Un mondo di uomini e un pregiudizio verso le donne
La scacchiera pare un terreno soprattutto maschile. Uomini i campioni riconosciuti a livello mondiale, uomini in generale in tale sovrannumero rispetto alle donne nelle competizioni di tutti i livelli da creare una sproporzione enorme. L’esclusione delle trans non ha destato solo il dibattito in seno alla comunità LGBTQ+, ma ha risvegliato una polemica antica e quanto mai attuale: la presunta superiorità maschile nelle attività analitiche e strategiche. Se ovviamente nessun neuroscienziato si sognerebbe mai di avallare una simile teoria, è pur vero che le poche iscrizioni rosa e il maschilismo imperante finiscono per avallare questo stereotipo, facendo degli scacchi un mondo chiuso.

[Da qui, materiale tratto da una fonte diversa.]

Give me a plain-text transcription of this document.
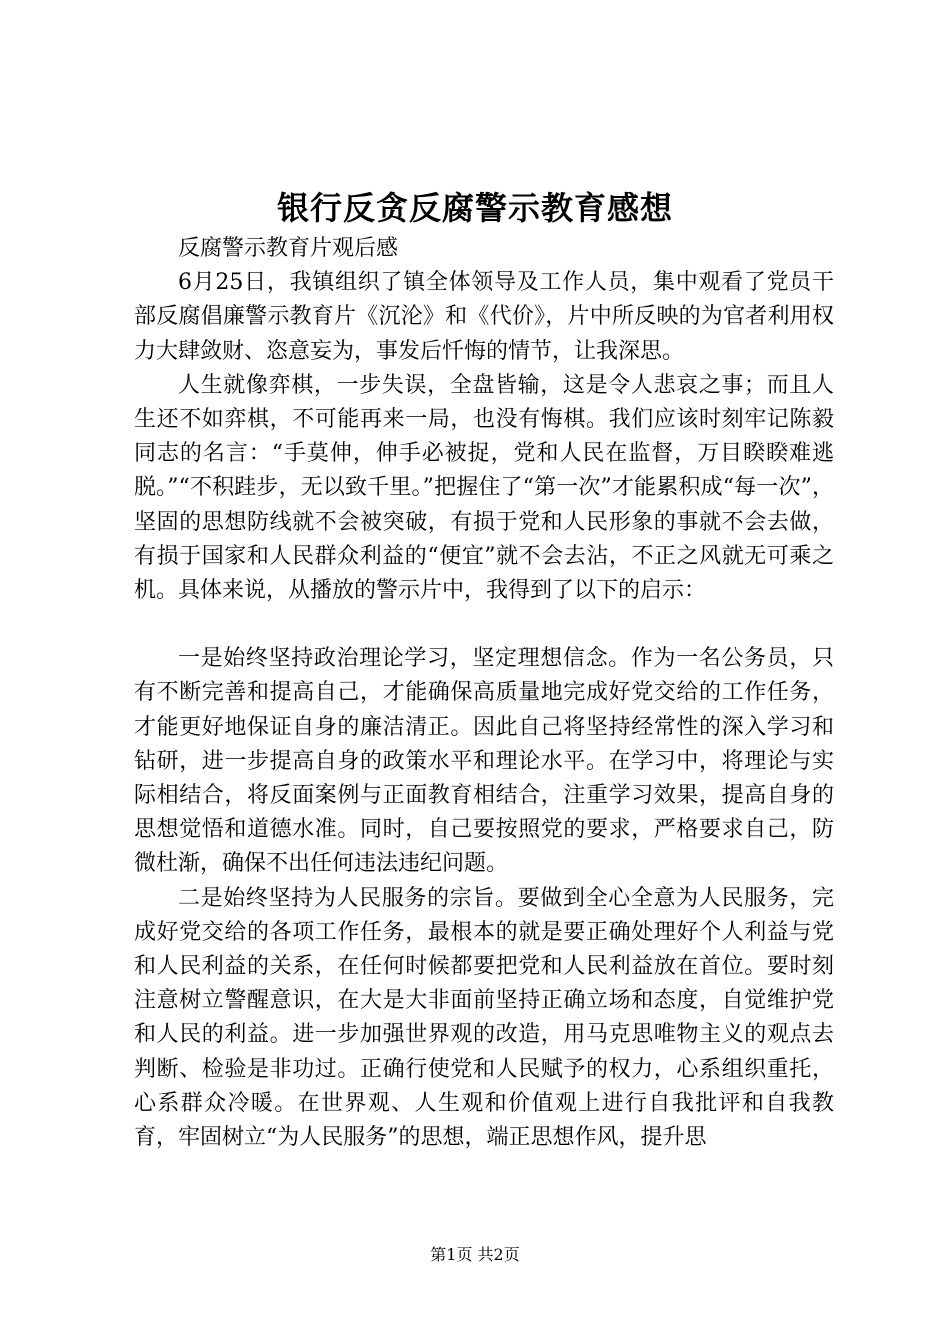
银行反贪反腐警示教育感想

反腐警示教育片观后感

6月25日，我镇组织了镇全体领导及工作人员，集中观看了党员干部反腐倡廉警示教育片《沉沦》和《代价》，片中所反映的为官者利用权力大肆敛财、恣意妄为，事发后忏悔的情节，让我深思。

人生就像弈棋，一步失误，全盘皆输，这是令人悲哀之事；而且人生还不如弈棋，不可能再来一局，也没有悔棋。我们应该时刻牢记陈毅同志的名言：“手莫伸，伸手必被捉，党和人民在监督，万目睽睽难逃脱。”“不积跬步，无以致千里。”把握住了“第一次”才能累积成“每一次”，坚固的思想防线就不会被突破，有损于党和人民形象的事就不会去做，有损于国家和人民群众利益的“便宜”就不会去沾，不正之风就无可乘之机。具体来说，从播放的警示片中，我得到了以下的启示：

一是始终坚持政治理论学习，坚定理想信念。作为一名公务员，只有不断完善和提高自己，才能确保高质量地完成好党交给的工作任务，才能更好地保证自身的廉洁清正。因此自己将坚持经常性的深入学习和钻研，进一步提高自身的政策水平和理论水平。在学习中，将理论与实际相结合，将反面案例与正面教育相结合，注重学习效果，提高自身的思想觉悟和道德水准。同时，自己要按照党的要求，严格要求自己，防微杜渐，确保不出任何违法违纪问题。

二是始终坚持为人民服务的宗旨。要做到全心全意为人民服务，完成好党交给的各项工作任务，最根本的就是要正确处理好个人利益与党和人民利益的关系，在任何时候都要把党和人民利益放在首位。要时刻注意树立警醒意识，在大是大非面前坚持正确立场和态度，自觉维护党和人民的利益。进一步加强世界观的改造，用马克思唯物主义的观点去判断、检验是非功过。正确行使党和人民赋予的权力，心系组织重托，心系群众冷暖。在世界观、人生观和价值观上进行自我批评和自我教育，牢固树立“为人民服务”的思想，端正思想作风，提升思

第1页 共2页
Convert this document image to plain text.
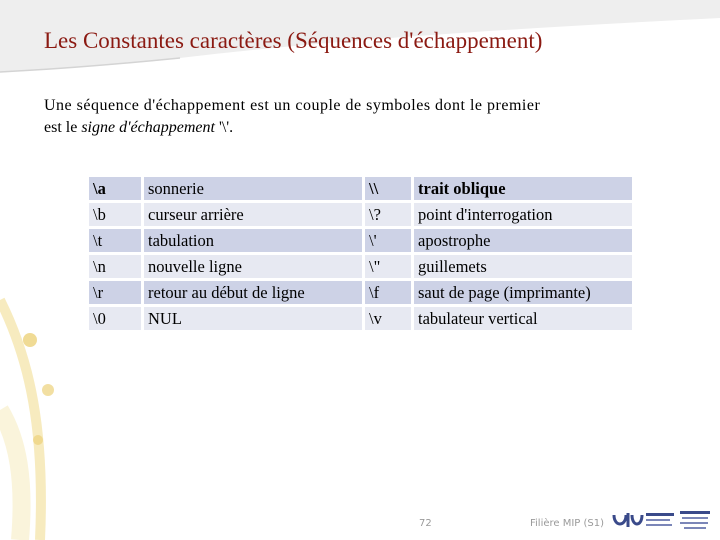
Les Constantes caractères (Séquences d'échappement)
Une séquence d'échappement est un couple de symboles dont le premier
est le signe d'échappement '\'.
\a	sonnerie	\\	trait oblique
\b	curseur arrière	\?	point d'interrogation
\t	tabulation	\'	apostrophe
\n	nouvelle ligne	\"	guillemets
\r	retour au début de ligne	\f	saut de page (imprimante)
\0	NUL	\v	tabulateur vertical
72	Filière MIP (S1)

Stereotipo che spesso è supportato anche dai fatti, come ad esempio i minori investimenti destinati alle atlete rispetto ai colleghi maschi. Questo comporta naturalmente la necessità per le donne di svolgere altri lavori e di non poter vivere di solo sport. Wei Ji Ma, docente di neurologia e psicologia della New York University e anche appassionato di scacchi, aveva scritto sulla rivista Slate che la presunta superiorità maschile in questa disciplina era solo questione di probabilità dovute alla legge dei grandi numeri. Più giocatori uomini rispetto alle donne offre certamente più chance matematiche perché il campione sia di sesso maschile. Questo semplice dato pratico causerebbe un processo di irrigidimento da parte di chi definisce il settore a livello organizzativo che, inconsciamente o meno, porterebbe dunque avanti politiche di gestione poco inclusive.

Jennifer Guerra: ennesimo insulto alle donne
Abbiamo chiesto alla giornalista e scrittrice Jennifer Guerra, che più volte si è occupata di questioni femministe, di darci la sua opinione.

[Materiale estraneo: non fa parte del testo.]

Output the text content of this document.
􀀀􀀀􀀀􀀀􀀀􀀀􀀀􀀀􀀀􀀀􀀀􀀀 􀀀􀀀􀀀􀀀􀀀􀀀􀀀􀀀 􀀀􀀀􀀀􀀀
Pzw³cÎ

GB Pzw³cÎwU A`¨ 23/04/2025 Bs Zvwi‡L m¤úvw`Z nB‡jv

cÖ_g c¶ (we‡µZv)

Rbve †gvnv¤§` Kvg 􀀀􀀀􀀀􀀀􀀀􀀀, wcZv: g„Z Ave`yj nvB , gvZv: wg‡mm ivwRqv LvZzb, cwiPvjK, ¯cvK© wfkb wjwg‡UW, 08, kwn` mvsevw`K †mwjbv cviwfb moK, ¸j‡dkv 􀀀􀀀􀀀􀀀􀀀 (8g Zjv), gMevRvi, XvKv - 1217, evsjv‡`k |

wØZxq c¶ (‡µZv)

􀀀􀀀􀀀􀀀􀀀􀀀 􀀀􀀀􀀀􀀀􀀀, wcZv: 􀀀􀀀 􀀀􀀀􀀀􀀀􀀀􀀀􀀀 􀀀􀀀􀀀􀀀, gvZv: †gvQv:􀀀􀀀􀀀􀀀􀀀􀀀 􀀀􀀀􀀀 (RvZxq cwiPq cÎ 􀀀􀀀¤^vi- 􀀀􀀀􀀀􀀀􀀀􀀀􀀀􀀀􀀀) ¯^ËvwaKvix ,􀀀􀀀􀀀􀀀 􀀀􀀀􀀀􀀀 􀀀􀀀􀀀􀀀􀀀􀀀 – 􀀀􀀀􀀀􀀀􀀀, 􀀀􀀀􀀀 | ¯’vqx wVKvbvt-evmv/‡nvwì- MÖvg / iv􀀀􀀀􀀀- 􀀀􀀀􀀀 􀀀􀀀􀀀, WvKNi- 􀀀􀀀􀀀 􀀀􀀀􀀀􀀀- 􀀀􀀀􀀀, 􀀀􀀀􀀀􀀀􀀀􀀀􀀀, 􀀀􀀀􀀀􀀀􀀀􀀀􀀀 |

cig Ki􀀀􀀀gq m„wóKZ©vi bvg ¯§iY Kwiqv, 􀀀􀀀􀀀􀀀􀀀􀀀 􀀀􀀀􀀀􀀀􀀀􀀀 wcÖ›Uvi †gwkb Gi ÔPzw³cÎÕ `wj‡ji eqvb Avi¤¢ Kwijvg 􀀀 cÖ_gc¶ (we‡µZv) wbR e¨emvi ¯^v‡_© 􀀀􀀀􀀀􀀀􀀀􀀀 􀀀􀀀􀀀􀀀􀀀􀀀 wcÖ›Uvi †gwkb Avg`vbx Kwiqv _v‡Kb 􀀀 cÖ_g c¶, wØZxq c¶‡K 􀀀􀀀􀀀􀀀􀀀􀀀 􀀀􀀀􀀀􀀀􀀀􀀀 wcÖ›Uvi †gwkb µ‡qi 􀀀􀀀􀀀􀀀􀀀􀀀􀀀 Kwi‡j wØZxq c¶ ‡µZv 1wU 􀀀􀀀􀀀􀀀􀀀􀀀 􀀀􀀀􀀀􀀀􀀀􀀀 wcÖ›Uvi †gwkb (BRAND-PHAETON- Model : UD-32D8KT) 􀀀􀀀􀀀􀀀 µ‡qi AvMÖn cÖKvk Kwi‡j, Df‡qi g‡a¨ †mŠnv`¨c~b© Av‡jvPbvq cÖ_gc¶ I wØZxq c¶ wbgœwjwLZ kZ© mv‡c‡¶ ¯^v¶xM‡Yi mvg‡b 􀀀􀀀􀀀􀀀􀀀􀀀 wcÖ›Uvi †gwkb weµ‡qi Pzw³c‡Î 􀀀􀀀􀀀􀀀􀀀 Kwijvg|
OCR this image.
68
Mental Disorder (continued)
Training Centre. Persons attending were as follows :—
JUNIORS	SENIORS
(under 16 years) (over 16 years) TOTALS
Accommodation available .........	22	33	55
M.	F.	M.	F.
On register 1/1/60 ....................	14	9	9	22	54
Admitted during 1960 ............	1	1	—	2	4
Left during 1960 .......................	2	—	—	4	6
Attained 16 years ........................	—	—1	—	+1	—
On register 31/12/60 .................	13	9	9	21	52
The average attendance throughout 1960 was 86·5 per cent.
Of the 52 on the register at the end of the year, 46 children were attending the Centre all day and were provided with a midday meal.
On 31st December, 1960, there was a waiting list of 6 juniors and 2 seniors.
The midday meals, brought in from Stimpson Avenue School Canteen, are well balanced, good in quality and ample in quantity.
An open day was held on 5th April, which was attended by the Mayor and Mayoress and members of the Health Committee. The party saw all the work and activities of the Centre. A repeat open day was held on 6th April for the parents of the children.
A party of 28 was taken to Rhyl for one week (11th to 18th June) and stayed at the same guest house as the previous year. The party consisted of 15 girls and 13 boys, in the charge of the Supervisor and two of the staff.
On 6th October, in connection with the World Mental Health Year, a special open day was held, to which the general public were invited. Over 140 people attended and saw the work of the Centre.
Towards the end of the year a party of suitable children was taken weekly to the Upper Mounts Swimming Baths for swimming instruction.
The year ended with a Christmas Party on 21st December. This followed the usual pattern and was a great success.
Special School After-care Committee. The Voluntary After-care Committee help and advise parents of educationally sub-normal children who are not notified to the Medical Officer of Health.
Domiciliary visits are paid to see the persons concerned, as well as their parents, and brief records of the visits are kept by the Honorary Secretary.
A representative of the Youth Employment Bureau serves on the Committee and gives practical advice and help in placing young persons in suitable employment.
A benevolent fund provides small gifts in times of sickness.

“Vedo in questa decisione una forma di neuro sessismo. Si presuppone che i cervelli dell’uomo e della donna siano diversi e non possano competere nella stessa categoria. Questa è una presa di posizione ideologica e non una forma di protezione delle atlete. E di solito questi divieti non vanno mai da soli. Mi spiego meglio: non si tratta solo di vietare la partecipazione a un torneo ma ad esempio di impedire l’utilizzo dei servizi igienici se non “speciali”. In teoria secondo chi fa questi divieti è un modo per proteggere le donne dalla violenza di genere ma è un’assurdità: tutte noi usiamo i bagni pubblici dei locali o dei ristoranti e non siamo mai morte. Guarda caso, mi riferisco agli Stati Uniti, chi porta avanti questo genere di cose è anche chi poi spinge per vietare l’aborto, o che vietano libri a carattere LGBTQ+. Così facendo secondo loro proteggono le donne da ciò che per loro è una minaccia, ma non non da una minaccia reale. Tornando più nello specifico allo sport poi, in merito al contrassegno delle atlete trans al momento dell’iscrizione, la trovo una violazione della privacy irrispettosa e insensata. La legislazione italiana prevede il diritto all’oblio, perché mai in un altro paese per partecipare a un torneo in cui inoltre la prestanza fisica non gioca alcun ruolo, dovrebbe essere necessario marchiare le persone che hanno fatto la transizione? È solo un altro modo di insultare le donne”.